Falcons DE John Abraham is raising his nephews after their turbulent start in life.
ATLANTA- Will he stay or will he go? That was the question that surrounded Atlanta Falcons DE John Abraham during this season’s free agency period.
The Falcons reportedly were ready to let “the Predator” walk in a move that would removed the veteran leadership out of the defensive side of the team’s locker room.
Obviously despite offers from reportedly the Broncos and Titans, John decided to take what Atlanta had on the table.
But why? The sudden shift back to the team that shook-him-free from the Jets seemed sudden. Now thanks to comments were run in the Atlanta Journal Constitution, we have the reasons why.
Abraham has taken on the responsibility for raising his nephews that were growing up on the wrong path in his native South Carolina. Initially, he took in one child for the past year and since then has added two other boys and their mother into-the-mix of his household.
Stability be it financial or otherwise and generosity are the two currencies of value in his life. This was apparent as he spoke about the values that he is instilling into all of the boys and in particularly the oldest Tyquan.
“I raise my nephew now, so I’m trying to get him back in his right ways,” Abraham said. “He’s in summer school now. I’ve been here most of the time.”
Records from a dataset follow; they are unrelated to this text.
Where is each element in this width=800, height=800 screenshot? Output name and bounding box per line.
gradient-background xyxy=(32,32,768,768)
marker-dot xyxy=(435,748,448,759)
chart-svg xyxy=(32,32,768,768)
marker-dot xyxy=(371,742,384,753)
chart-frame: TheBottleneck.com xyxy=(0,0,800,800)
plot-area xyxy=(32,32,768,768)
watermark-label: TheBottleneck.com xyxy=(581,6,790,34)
“The 16-year-old [Tyquan] and 14-year-old [Jajuan], they need to be in school and be around kids,” Abraham said. “They were kind of just sitting in the house. … Pretty much not doing [anything].”
As for the group as a whole John has a program set up for them.
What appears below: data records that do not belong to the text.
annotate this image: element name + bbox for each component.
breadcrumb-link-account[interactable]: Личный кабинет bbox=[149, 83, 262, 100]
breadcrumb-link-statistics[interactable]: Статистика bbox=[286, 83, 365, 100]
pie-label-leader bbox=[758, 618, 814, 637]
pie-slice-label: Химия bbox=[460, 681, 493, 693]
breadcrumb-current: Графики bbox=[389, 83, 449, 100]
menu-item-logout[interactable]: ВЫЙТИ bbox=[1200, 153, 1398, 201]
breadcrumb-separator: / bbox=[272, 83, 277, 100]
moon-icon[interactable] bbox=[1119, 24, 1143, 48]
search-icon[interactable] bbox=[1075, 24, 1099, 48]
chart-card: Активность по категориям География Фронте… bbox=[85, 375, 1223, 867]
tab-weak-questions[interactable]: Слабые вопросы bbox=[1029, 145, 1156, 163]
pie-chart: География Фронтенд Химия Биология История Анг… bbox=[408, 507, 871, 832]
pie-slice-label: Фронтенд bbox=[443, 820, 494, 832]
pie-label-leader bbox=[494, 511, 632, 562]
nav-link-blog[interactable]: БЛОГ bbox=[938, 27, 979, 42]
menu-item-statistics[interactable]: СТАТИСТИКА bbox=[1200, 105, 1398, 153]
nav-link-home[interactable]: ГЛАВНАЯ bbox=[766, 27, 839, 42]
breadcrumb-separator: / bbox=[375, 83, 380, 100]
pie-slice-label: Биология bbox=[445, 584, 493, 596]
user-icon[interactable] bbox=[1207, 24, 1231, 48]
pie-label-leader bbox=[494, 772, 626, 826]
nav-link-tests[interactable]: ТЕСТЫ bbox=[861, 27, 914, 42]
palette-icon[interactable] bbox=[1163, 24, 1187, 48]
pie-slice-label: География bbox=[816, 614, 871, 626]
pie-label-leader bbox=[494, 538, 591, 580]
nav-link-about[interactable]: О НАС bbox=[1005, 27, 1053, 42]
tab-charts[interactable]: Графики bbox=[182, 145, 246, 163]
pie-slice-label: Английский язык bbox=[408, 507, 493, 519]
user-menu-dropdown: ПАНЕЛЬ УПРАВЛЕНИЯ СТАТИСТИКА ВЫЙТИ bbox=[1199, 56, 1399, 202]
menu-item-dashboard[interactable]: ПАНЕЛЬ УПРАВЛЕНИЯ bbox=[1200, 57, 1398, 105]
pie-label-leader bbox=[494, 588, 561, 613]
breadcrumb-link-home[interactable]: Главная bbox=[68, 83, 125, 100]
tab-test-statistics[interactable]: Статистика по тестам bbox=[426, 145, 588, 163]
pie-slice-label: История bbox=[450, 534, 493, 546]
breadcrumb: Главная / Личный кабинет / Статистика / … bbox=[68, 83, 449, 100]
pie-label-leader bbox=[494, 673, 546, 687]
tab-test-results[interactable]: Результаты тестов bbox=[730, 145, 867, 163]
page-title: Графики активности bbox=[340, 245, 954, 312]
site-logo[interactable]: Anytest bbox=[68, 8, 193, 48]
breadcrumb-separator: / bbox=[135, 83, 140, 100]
“First of all, just getting them to school,” Abraham said. “[Nothing] else really matters right now. I want to get them back on track now, like my first nephew [Tyquan].”
Tyquan is following in John’s footsteps on the field, yet he had to prove himself to earn an opportunity to play ball.
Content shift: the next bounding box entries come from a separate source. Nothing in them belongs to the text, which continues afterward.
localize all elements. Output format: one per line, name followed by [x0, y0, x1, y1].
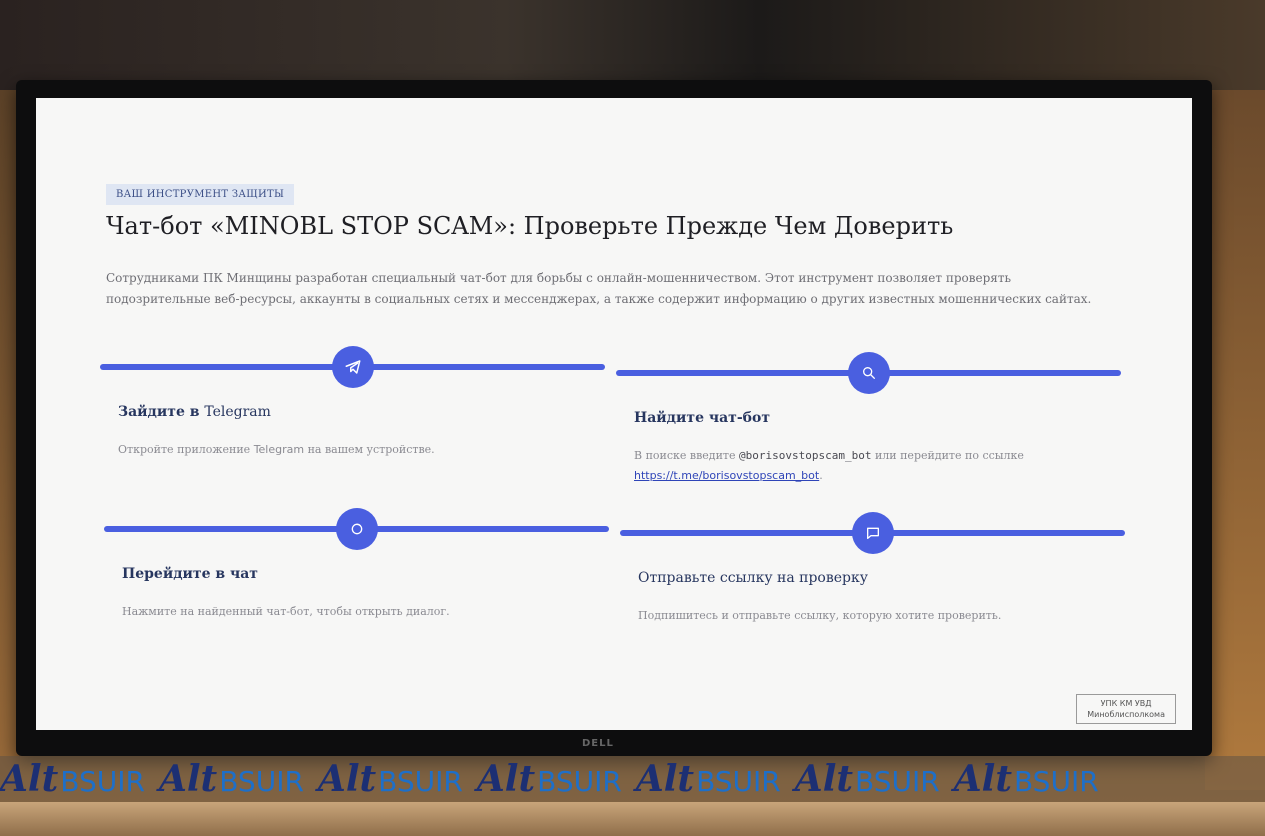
organization-stamp: УПК КМ УВД Миноблисполкома: [1076, 694, 1176, 724]
watermark-logo: Alt: [635, 758, 695, 800]
monitor-bezel: ВАШ ИНСТРУМЕНТ ЗАЩИТЫ Чат-бот «MINOBL ST…: [16, 80, 1212, 756]
step-description: Подпишитесь и отправьте ссылку, которую …: [638, 609, 1002, 622]
chat-open-icon: [336, 508, 378, 550]
section-badge: ВАШ ИНСТРУМЕНТ ЗАЩИТЫ: [106, 184, 295, 205]
watermark-text: BSUIR: [696, 765, 781, 798]
screen: ВАШ ИНСТРУМЕНТ ЗАЩИТЫ Чат-бот «MINOBL ST…: [36, 98, 1192, 730]
background-right: [1205, 90, 1265, 790]
watermark-logo: Alt: [953, 758, 1012, 800]
watermark-logo: Alt: [158, 758, 218, 800]
watermark-logo: Alt: [794, 758, 854, 800]
background-wall: [0, 0, 1265, 90]
bot-link[interactable]: https://t.me/borisovstopscam_bot: [634, 469, 819, 482]
message-icon: [852, 512, 894, 554]
desk-surface: [0, 802, 1265, 836]
watermark-item: Alt BSUIR: [0, 758, 145, 800]
step-description: В поиске введите @borisovstopscam_bot ил…: [634, 449, 1024, 482]
watermark-logo: Alt: [476, 758, 536, 800]
step-description: Откройте приложение Telegram на вашем ус…: [118, 443, 435, 456]
step-title: Перейдите в чат: [122, 566, 258, 582]
watermark-text: BSUIR: [537, 765, 622, 798]
watermark-item: Alt BSUIR: [795, 758, 940, 800]
step-title: Найдите чат-бот: [634, 410, 771, 426]
search-icon: [848, 352, 890, 394]
watermark-item: Alt BSUIR: [954, 758, 1099, 800]
watermark-strip: Alt BSUIR Alt BSUIR Alt BSUIR Alt BSUIR Alt B…: [0, 756, 1265, 802]
watermark-item: Alt BSUIR: [477, 758, 622, 800]
stamp-line: УПК КМ УВД: [1100, 699, 1152, 708]
watermark-logo: Alt: [0, 758, 59, 800]
watermark-text: BSUIR: [219, 765, 304, 798]
step-title: Зайдите в Telegram: [118, 404, 271, 420]
step-title: Отправьте ссылку на проверку: [638, 570, 868, 586]
watermark-logo: Alt: [317, 758, 377, 800]
watermark-text: BSUIR: [855, 765, 940, 798]
stamp-line: Миноблисполкома: [1087, 710, 1165, 719]
watermark-item: Alt BSUIR: [318, 758, 463, 800]
watermark-text: BSUIR: [60, 765, 145, 798]
intro-text: Сотрудниками ПК Минщины разработан специ…: [106, 271, 1092, 306]
watermark-item: Alt BSUIR: [636, 758, 781, 800]
page-title: Чат-бот «MINOBL STOP SCAM»: Проверьте Пр…: [106, 212, 954, 240]
watermark-item: Alt BSUIR: [159, 758, 304, 800]
monitor-brand-logo: DELL: [582, 738, 614, 749]
telegram-icon: [332, 346, 374, 388]
step-description: Нажмите на найденный чат-бот, чтобы откр…: [122, 605, 450, 618]
watermark-text: BSUIR: [378, 765, 463, 798]
watermark-text: BSUIR: [1013, 765, 1099, 798]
“I’m going to let him play football this year,” Abraham said. “Last year, it was more like getting his grades right. He’s in summer school now. I’m trying to get him back in his right grade.”
“I saw him in the spring game, and he did pretty good,” Abraham said. “I was surprised. He kept telling me that he was an athlete, but I didn’t believe him. He played pretty good, and he’s doing well. He’s really growing up and becoming a mature young man.”
As someone that understands how hard it can be to grow-up without a father figure and be successful, Abraham is certainly worthy of writing a curriculum on maturity through adversity.